OPINIÃO │A CULTURA DO MARTÍRIO: O ANALFABETISMO POLÍTICO E A PRISÃO VOTO-CENTRISTA DO BRASILEIRO

Compartilhe:

O Brasil carrega uma chaga histórica, profunda e dolorosa que se renova, como um ritual de autoflagelação, a cada ciclo eleitoral: o analfabetismo político de sua população. Não se trata aqui da incapacidade de ler ou escrever, mas da incapacidade, ou talvez da recusa, de compreender os mecanismos de poder, de fiscalizar e de discernir entre o salvador da pátria e o gestor público.

O resultado é trágico e repetitivo: o eleitorado, refém de sua própria ignorância e de uma memória curta, elege, pleito após pleito, aqueles que irão roubar não apenas o erário, mas o futuro da nação e, mais dolorosamente, o futuro de seus próprios filhos.

Essa tragédia não é um acidente de percurso; ela é cultural, cultivada por dezenas de anos de um populismo rasteiro que substituiu o debate de ideias pela adoração de personalidades.

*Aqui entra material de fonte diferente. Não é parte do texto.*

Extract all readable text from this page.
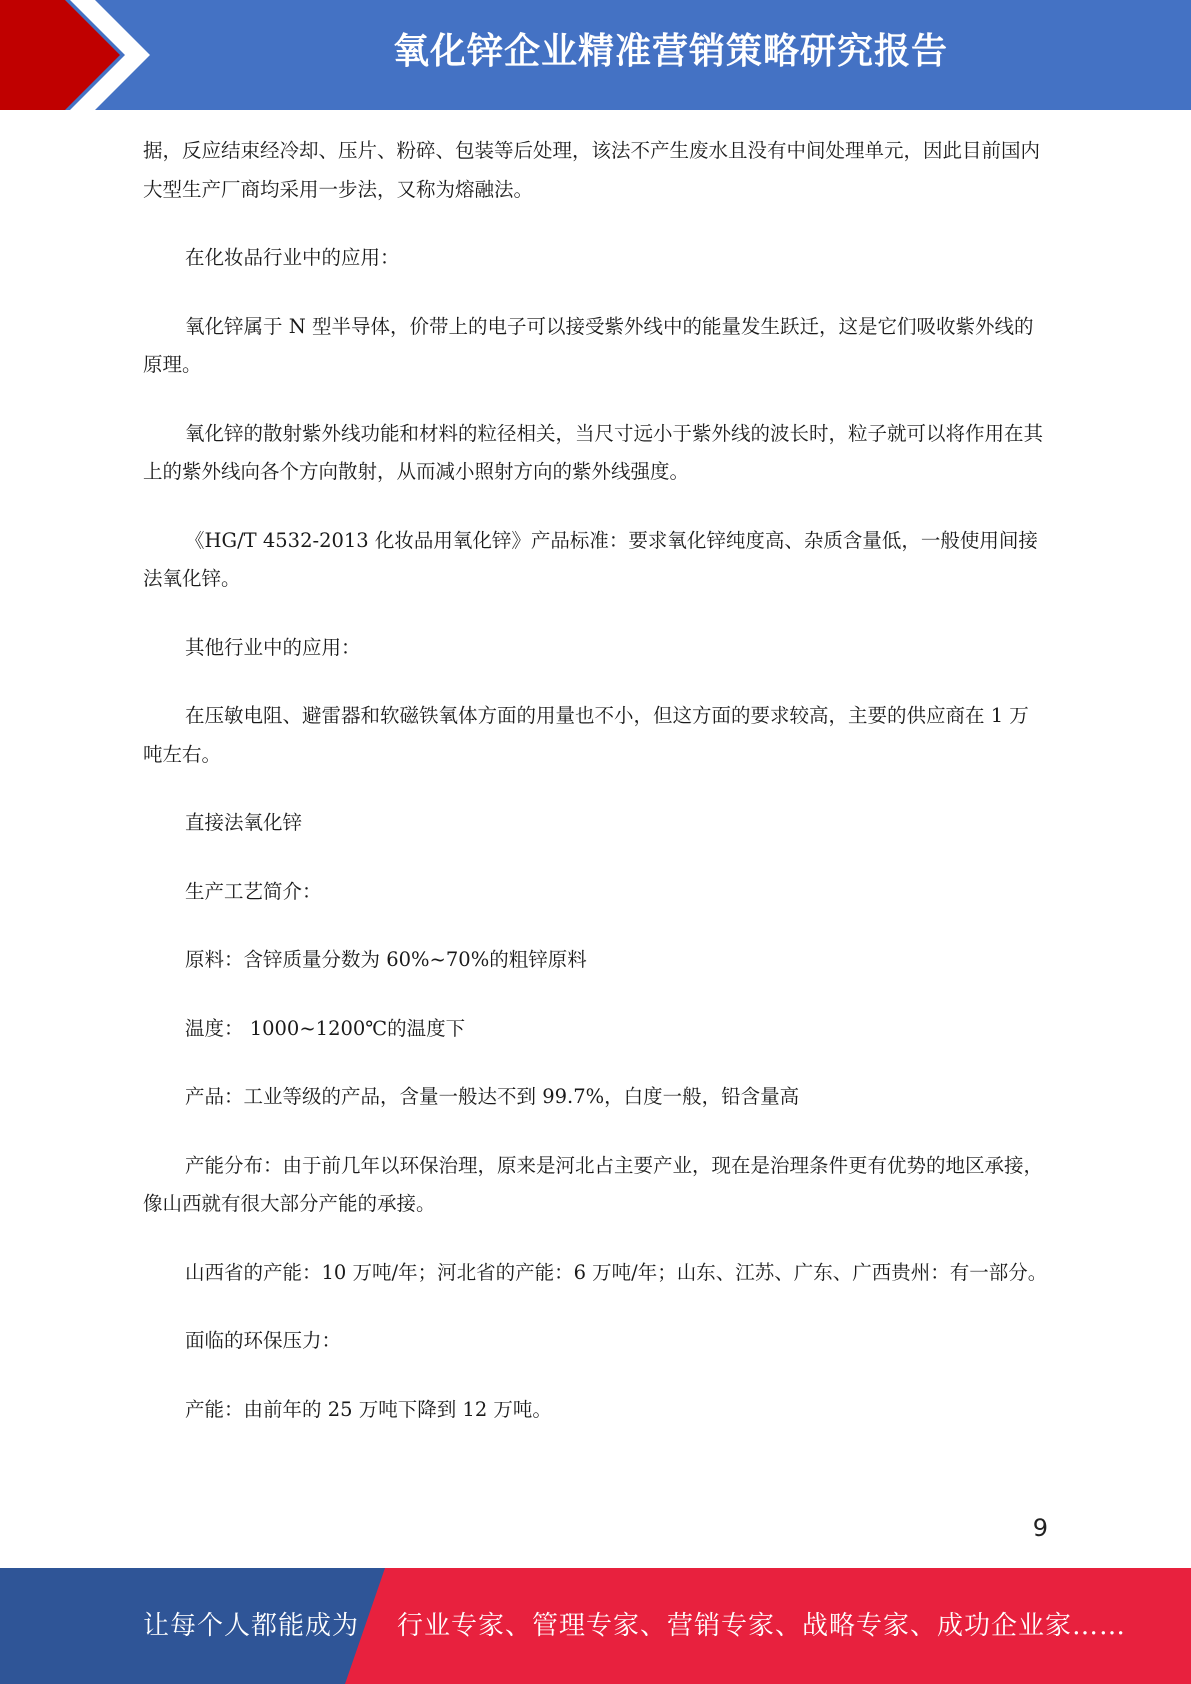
氧化锌企业精准营销策略研究报告

据，反应结束经冷却、压片、粉碎、包装等后处理，该法不产生废水且没有中间处理单元，因此目前国内大型生产厂商均采用一步法，又称为熔融法。

在化妆品行业中的应用：

氧化锌属于 N 型半导体，价带上的电子可以接受紫外线中的能量发生跃迁，这是它们吸收紫外线的原理。

氧化锌的散射紫外线功能和材料的粒径相关，当尺寸远小于紫外线的波长时，粒子就可以将作用在其上的紫外线向各个方向散射，从而减小照射方向的紫外线强度。

《HG/T 4532-2013 化妆品用氧化锌》产品标准：要求氧化锌纯度高、杂质含量低，一般使用间接法氧化锌。

其他行业中的应用：

在压敏电阻、避雷器和软磁铁氧体方面的用量也不小，但这方面的要求较高，主要的供应商在 1 万吨左右。

直接法氧化锌

生产工艺简介：

原料：含锌质量分数为 60%~70%的粗锌原料

温度： 1000~1200℃的温度下

产品：工业等级的产品，含量一般达不到 99.7%，白度一般，铅含量高

产能分布：由于前几年以环保治理，原来是河北占主要产业，现在是治理条件更有优势的地区承接，像山西就有很大部分产能的承接。

山西省的产能：10 万吨/年；河北省的产能：6 万吨/年；山东、江苏、广东、广西贵州：有一部分。

面临的环保压力：

产能：由前年的 25 万吨下降到 12 万吨。

9
让每个人都能成为 行业专家、管理专家、营销专家、战略专家、成功企业家……
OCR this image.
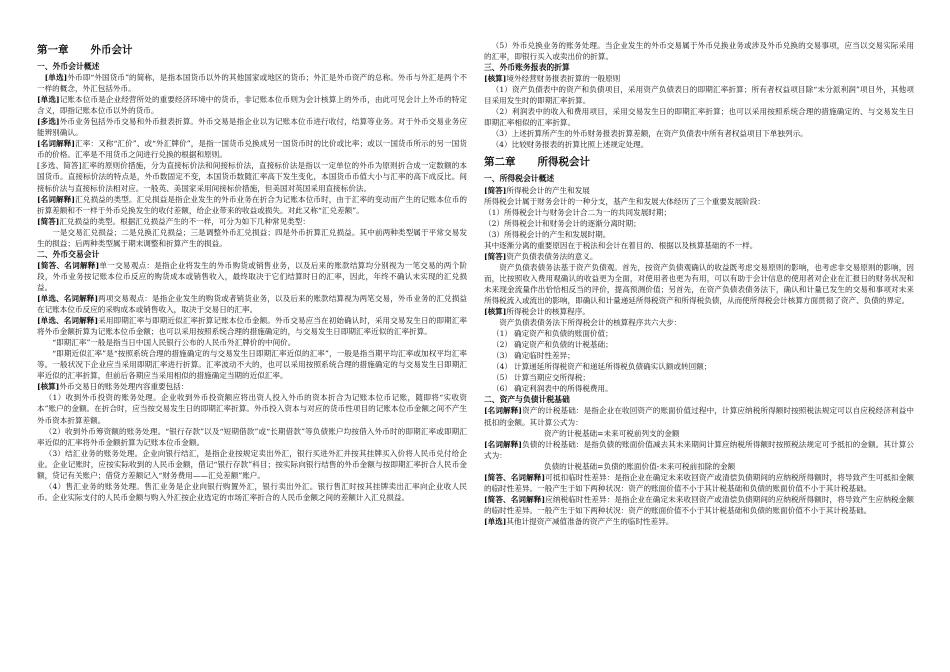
第一章 外币会计
一、外币会计概述

[单选]外币即“外国货币”的简称，是指本国货币以外的其他国家或地区的货币；外汇是外币资产的总称。外币与外汇是两个不一样的概念，外汇包括外币。

[单选]记账本位币是企业经营所处的重要经济环境中的货币，非记账本位币则为会计核算上的外币，由此可见会计上外币的特定含义，即指记账本位币以外的货币。

[多选]外币业务包括外币交易和外币报表折算。外币交易是指企业以为记账本位币进行收付，结算等业务。对于外币交易业务应能辨别确认。

[名词解释]汇率：又称“汇价”、或“外汇牌价”，是指一国货币兑换成另一国货币时的比价或比率；或以一国货币所示的另一国货币的价格。汇率是不用货币之间进行兑换的根据和原则。

[多选、简答]汇率的原则价措施，分为直接标价法和间接标价法，直接标价法是指以一定单位的外币为原则折合成一定数额的本国货币。直接标价法的特点是，外币数固定不变，本国货币数随汇率高下发生变化，本国货币币值大小与汇率的高下成反比。间接标价法与直接标价法相对应。一般英、美国家采用间接标价措施，但美国对英国采用直接标价法。

[名词解释]汇兑损益的类型。汇兑损益是指企业发生的外币业务在折合为记账本位币时，由于汇率的变动而产生的记账本位币的折算差额和不一样于外币兑换发生的收付差额，给企业带来的收益或损失。对此又称“汇兑差额”。

[简答]汇兑损益的类型。根据汇兑损益产生的不一样，可分为如下几种常见类型：

一是交易汇兑损益；二是兑换汇兑损益；三是调整外币汇兑损益；四是外币折算汇兑损益。其中前两种类型属于平常交易发生的损益；后两种类型属于期末调整和折算产生的损益。

二、外币交易会计

[简答、名词解释]单一交易观点：是指企业将发生的外币购货或销售业务，以及后来的账款结算均分别视为一笔交易的两个阶段，外币业务按记账本位币反应的购货成本或销售收入，最终取决于它们结算时日的汇率，因此，年终不确认未实现的汇兑损益。

[单选、名词解释]两项交易观点：是指企业发生的购货或者销货业务，以及后来的账款结算视为两笔交易，外币业务的汇兑损益在记账本位币反应的采购成本或销售收入，取决于交易日的汇率。

[单选、名词解释]采用即期汇率与即期近似汇率折算记账本位币金额。外币交易应当在初始确认时，采用交易发生日的即期汇率将外币金额折算为记账本位币金额；也可以采用按照系统合理的措施确定的，与交易发生日即期汇率近似的汇率折算。

“即期汇率”一般是指当日中国人民银行公布的人民币外汇牌价的中间价。

“即期近似汇率”是“按照系统合理的措施确定的与交易发生日即期汇率近似的汇率”，一般是指当期平均汇率或加权平均汇率等。一般状况下企业应当采用即期汇率进行折算。汇率波动不大的，也可以采用按照系统合理的措施确定的与交易发生日即期汇率近似的汇率折算，但前后各期应当采用相似的措施确定当期的近似汇率。

[核算]外币交易日的账务处理内容重要包括：

（1）收到外币投资的账务处理。企业收到外币投资额应将出资人投入外币的资本折合为记账本位币记账，随即将“实收资本”账户的金额。在折合时，应当按交易发生日的即期汇率折算。外币投入资本与对应的货币性项目的记账本位币金额之间不产生外币资本折算差额。

（2）收到外币筹资额的账务处理。“银行存款”以及“短期借款”或“长期借款”等负债账户均按借入外币时的即期汇率或即期汇率近似的汇率将外币金额折算为记账本位币金额。

（3）结汇业务的账务处理。企业向银行结汇，是指企业按规定卖出外汇，银行买进外汇并按其挂牌买入价将人民币兑付给企业。企业记账时，应按实际收到的人民币金额，借记“银行存款”科目；按实际向银行结售的外币金额与按即期汇率折合人民币金额，贷记有关账户；借贷方差额记入“财务费用——汇兑差额”账户。

（4）售汇业务的账务处理。售汇业务是企业向银行购置外汇，银行卖出外汇。银行售汇时按其挂牌卖出汇率向企业收人民币。企业实际支付的人民币金额与购入外汇按企业选定的市场汇率折合的人民币金额之间的差额计入汇兑损益。

（5）外币兑换业务的账务处理。当企业发生的外币交易属于外币兑换业务或涉及外币兑换的交易事项，应当以交易实际采用的汇率，即银行买入或卖出价的折算。

三、外币账务报表的折算

[核算]境外经营财务报表折算的一般原则

（1）资产负债表中的资产和负债项目，采用资产负债表日的即期汇率折算；所有者权益项目除“未分派利润”项目外，其他项目采用发生时的即期汇率折算。

（2）利润表中的收入和费用项目，采用交易发生日的即期汇率折算；也可以采用按照系统合理的措施确定的、与交易发生日即期汇率相似的汇率折算。

（3）上述折算所产生的外币财务报表折算差额，在资产负债表中所有者权益项目下单独列示。

（4）比较财务报表的折算比照上述规定处理。

第二章 所得税会计
一、所得税会计概述

[简答]所得税会计的产生和发展

所得税会计属于财务会计的一种分支，基产生和发展大体经历了三个重要发展阶段：

（1）所得税会计与财务会计合二为一的共同发展时期；

（2）所得税会计和财务会计的逐渐分离时期；

（3）所得税会计的产生和发展时期。

其中逐渐分离的重要原因在于税法和会计在着目的、根据以及核算基础的不一样。

[简答]资产负债表债务法的意义。

资产负债表债务法基于资产负债观。首先，按资产负债观确认的收益既考虑交易原则的影响，也考虑非交易原则的影响，因而，比按照收入费用观确认的收益更为全面，对使用者也更为有用，可以有助于会计信息的使用者对企业在汇报日的财务状况和未来现金流量作出恰恰相反当的评价，提高预测价值；另首先，在资产负债表债务法下，确认和计量已发生的交易和事项对未来所得税流入或流出的影响，即确认和计量递延所得税资产和所得税负债，从而使所得税会计核算方面贯彻了资产、负债的界定。

[核算]所得税会计的核算程序。

资产负债表债务法下所得税会计的核算程序共六大步：

（1） 确定资产和负债的账面价值；

（2） 确定资产和负债的计税基础；

（3） 确定临时性差异；

（4） 计算递延所得税资产和递延所得税负债确实认额或转回额；

（5） 计算当期应交所得税；

（6） 确定利润表中的所得税费用。

二、资产与负债计税基础

[名词解释]资产的计税基础：是指企业在收回资产的账面价值过程中，计算应纳税所得额时按照税法规定可以自应税经济利益中抵扣的金额。其计算公式为：

资产的计税基础=未来可税前列支的金额

[名词解释]负债的计税基础：是指负债的账面价值减去其未来期间计算应纳税所得额时按照税法规定可予抵扣的金额。其计算公式为：

负债的计税基础=负债的账面价值-未来可税前扣除的金额

[简答、名词解释]可抵扣临时性差异：是指企业在确定未来收回资产或清偿负债期间的应纳税所得额时，将导致产生可抵扣金额的临时性差异。一般产生于如下两种状况：资产的账面价值不小于其计税基础和负债的账面价值不小于其计税基础。

[简答、名词解释]应纳税临时性差异：是指企业在确定未来收回资产或清偿负债期间的应纳税所得额时，将导致产生应纳税金额的临时性差异。一般产生于如下两种状况：资产的账面价值不小于其计税基础和负债的账面价值不小于其计税基础。

[单选]其他计提资产减值准备的资产产生的临时性差异。
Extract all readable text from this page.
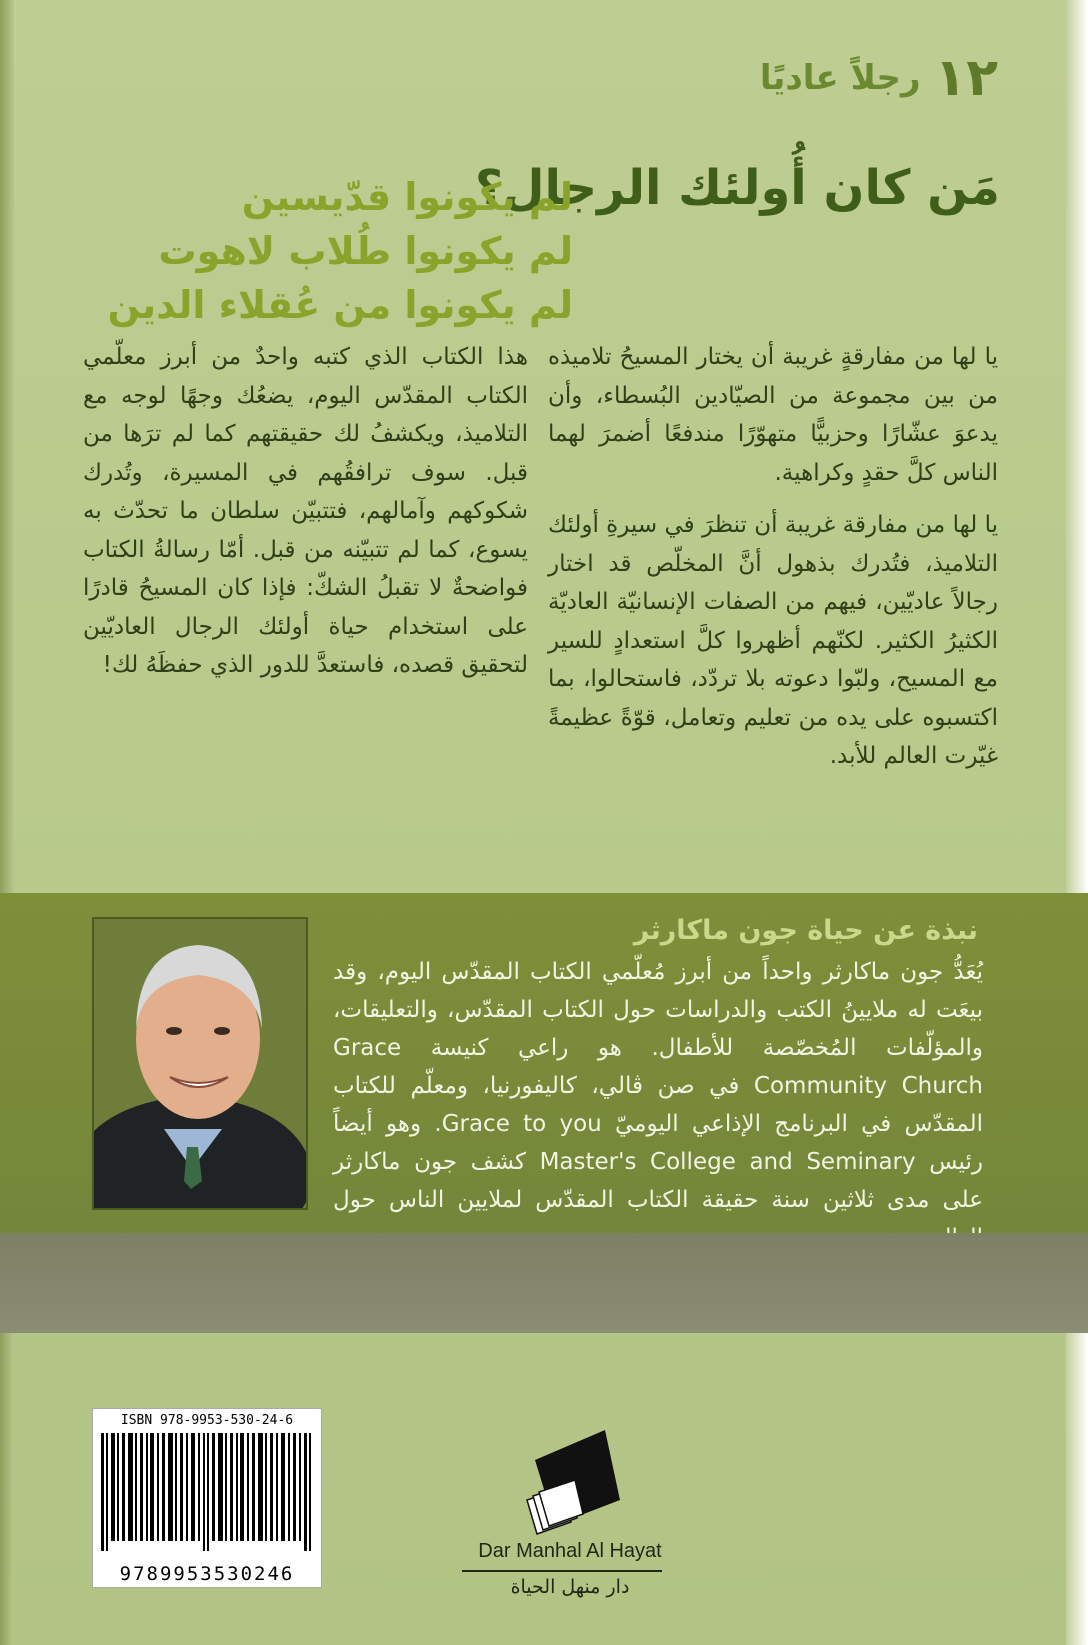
١٢
رجلاً عاديًا
مَن كان أُولئك الرجال؟
لم يكونوا قدّيسين
لم يكونوا طُلاب لاهوت
لم يكونوا من عُقلاء الدين

يا لها من مفارقةٍ غريبة أن يختار المسيحُ تلاميذه من بين مجموعة من الصيّادين البُسطاء، وأن يدعوَ عشّارًا وحزبيًّا متهوّرًا مندفعًا أضمرَ لهما الناس كلَّ حقدٍ وكراهية.

يا لها من مفارقة غريبة أن تنظرَ في سيرةِ أولئك التلاميذ، فتُدرك بذهول أنَّ المخلّص قد اختار رجالاً عاديّين، فيهم من الصفات الإنسانيّة العاديّة الكثيرُ الكثير. لكنّهم أظهروا كلَّ استعدادٍ للسير مع المسيح، ولبّوا دعوته بلا تردّد، فاستحالوا، بما اكتسبوه على يده من تعليم وتعامل، قوّةً عظيمةً غيّرت العالم للأبد.

هذا الكتاب الذي كتبه واحدٌ من أبرز معلّمي الكتاب المقدّس اليوم، يضعُك وجهًا لوجه مع التلاميذ، ويكشفُ لك حقيقتهم كما لم ترَها من قبل. سوف ترافقُهم في المسيرة، وتُدرك شكوكهم وآمالهم، فتتبيّن سلطان ما تحدّث به يسوع، كما لم تتبيّنه من قبل. أمّا رسالةُ الكتاب فواضحةٌ لا تقبلُ الشكّ: فإذا كان المسيحُ قادرًا على استخدام حياة أولئك الرجال العاديّين لتحقيق قصده، فاستعدَّ للدور الذي حفظَهُ لك!

نبذة عن حياة جون ماكارثر

يُعَدُّ جون ماكارثر واحداً من أبرز مُعلّمي الكتاب المقدّس اليوم، وقد بيعَت له ملايينُ الكتب والدراسات حول الكتاب المقدّس، والتعليقات، والمؤلّفات المُخصّصة للأطفال. هو راعي كنيسة Grace Community Church في صن ڤالي، كاليفورنيا، ومعلّم للكتاب المقدّس في البرنامج الإذاعي اليوميّ Grace to you. وهو أيضاً رئيس Master's College and Seminary كشف جون ماكارثر على مدى ثلاثين سنة حقيقة الكتاب المقدّس لملايين الناس حول

ISBN 978-9953-530-24-6
9789953530246
Dar Manhal Al Hayat
دار منهل الحياة
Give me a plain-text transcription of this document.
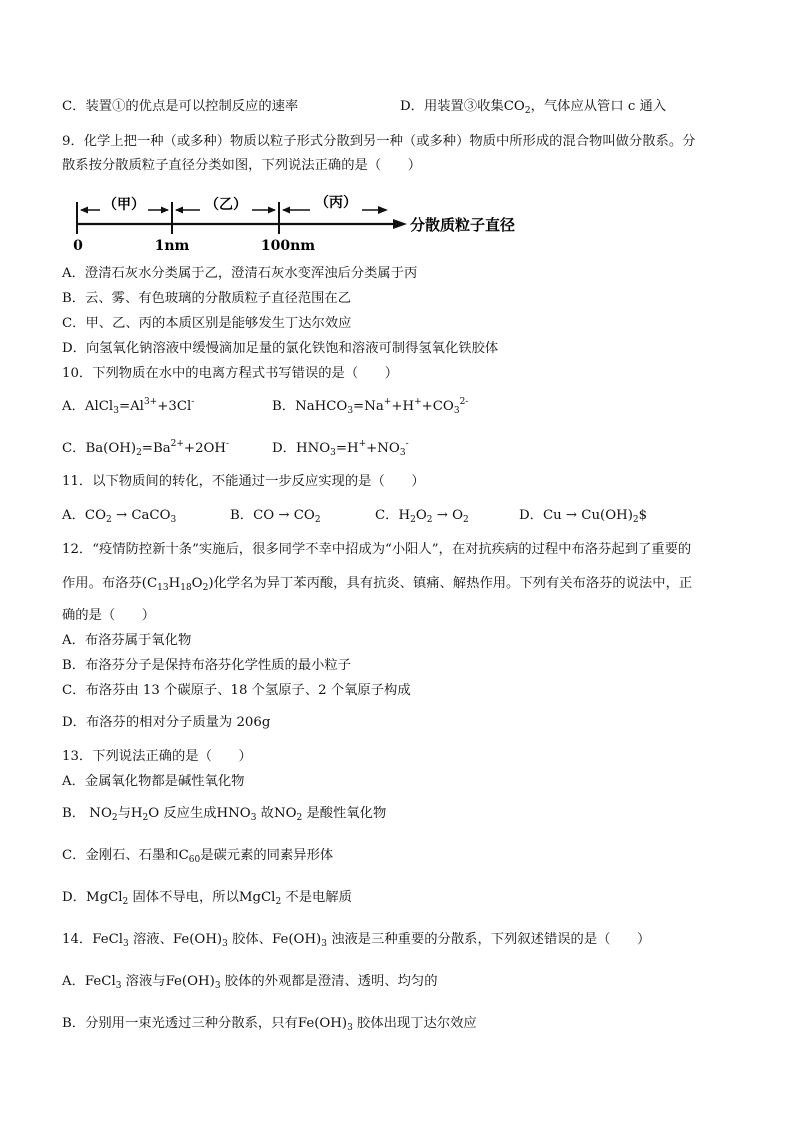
C．装置①的优点是可以控制反应的速率	D．用装置③收集$CO_2$，气体应从管口 c 通入
9．化学上把一种（或多种）物质以粒子形式分散到另一种（或多种）物质中所形成的混合物叫做分散系。分
散系按分散质粒子直径分类如图，下列说法正确的是（　　）
（甲）	（乙）	（丙）
0	1nm	100nm
分散质粒子直径
A．澄清石灰水分类属于乙，澄清石灰水变浑浊后分类属于丙
B．云、雾、有色玻璃的分散质粒子直径范围在乙
C．甲、乙、丙的本质区别是能够发生丁达尔效应
D．向氢氧化钠溶液中缓慢滴加足量的氯化铁饱和溶液可制得氢氧化铁胶体
10．下列物质在水中的电离方程式书写错误的是（　　）
A．$AlCl_3=Al^{3+}+3Cl^-$	B．$NaHCO_3=Na^++H^++CO_3^{2-}$
C．$Ba(OH)_2=Ba^{2+}+2OH^-$	D．$HNO_3=H^++NO_3^-$
11．以下物质间的转化，不能通过一步反应实现的是（　　）
A．$CO_2$ → CaCO$_3$	B．CO → $CO_2$	C．$H_2O_2 \to O_2$	D．$Cu \to Cu(OH)_2\$$
12．“疫情防控新十条”实施后，很多同学不幸中招成为“小阳人”，在对抗疾病的过程中布洛芬起到了重要的
作用。布洛芬$(C_{13}H_{18}O_2)$化学名为异丁苯丙酸，具有抗炎、镇痛、解热作用。下列有关布洛芬的说法中，正
确的是（　　）
A．布洛芬属于氧化物
B．布洛芬分子是保持布洛芬化学性质的最小粒子
C．布洛芬由 13 个碳原子、18 个氢原子、2 个氧原子构成
D．布洛芬的相对分子质量为 206g
13．下列说法正确的是（　　）
A．金属氧化物都是碱性氧化物
B． $NO_2$与$H_2O$ 反应生成$HNO_3$ 故$NO_2$ 是酸性氧化物
C．金刚石、石墨和$C_{60}$是碳元素的同素异形体
D．MgCl$_2$ 固体不导电，所以MgCl$_2$ 不是电解质
14．FeCl$_3$ 溶液、$Fe(OH)_3$ 胶体、$Fe(OH)_3$ 浊液是三种重要的分散系，下列叙述错误的是（　　）
A．FeCl$_3$ 溶液与$Fe(OH)_3$ 胶体的外观都是澄清、透明、均匀的
B．分别用一束光透过三种分散系，只有$Fe(OH)_3$ 胶体出现丁达尔效应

Criou-se uma relação doentia, uma espécie de Síndrome de Estocolmo política, onde o eleitor, historicamente oprimido e desprovido de serviços básicos de qualidade, acaba por se ajoelhar diante do político que lhe aperta o gatilho da exploração.

O “perfil do candidato” que mais agrada não é o do ficha limpa, do técnico ou do planejador, mas o do “homem do povo” que, em um ato de teatralidade, “entrega-me a bolsa, o relógio, sua dignidade” em troca de promessas vazias e de uma efêmera sensação de pertencimento ou, pior, de uma vantagem pessoal imediata.

Essa “revanche da ignorância” cimenta um ciclo vicioso onde a falta de educação de qualidade impede o desenvolvimento da consciência política, e a falta de consciência política permite que os mesmos grupos políticos, os mesmos clãs e as mesmas práticas de corrupção permaneçam no poder, mantendo o sistema educacional e a população sob rédeas curtas.

O voto, que deveria ser a ferramenta de transformação, torna-se a corrente que prende o país ao seu passado de desigualdades e subdesenvolvimento. É inegável e profundamente desolador constatar que são raras as exceções de políticos honestos que conseguem furar essa bolha de oportunismo e clientelismo. O sistema é desenhado para expelir a integridade.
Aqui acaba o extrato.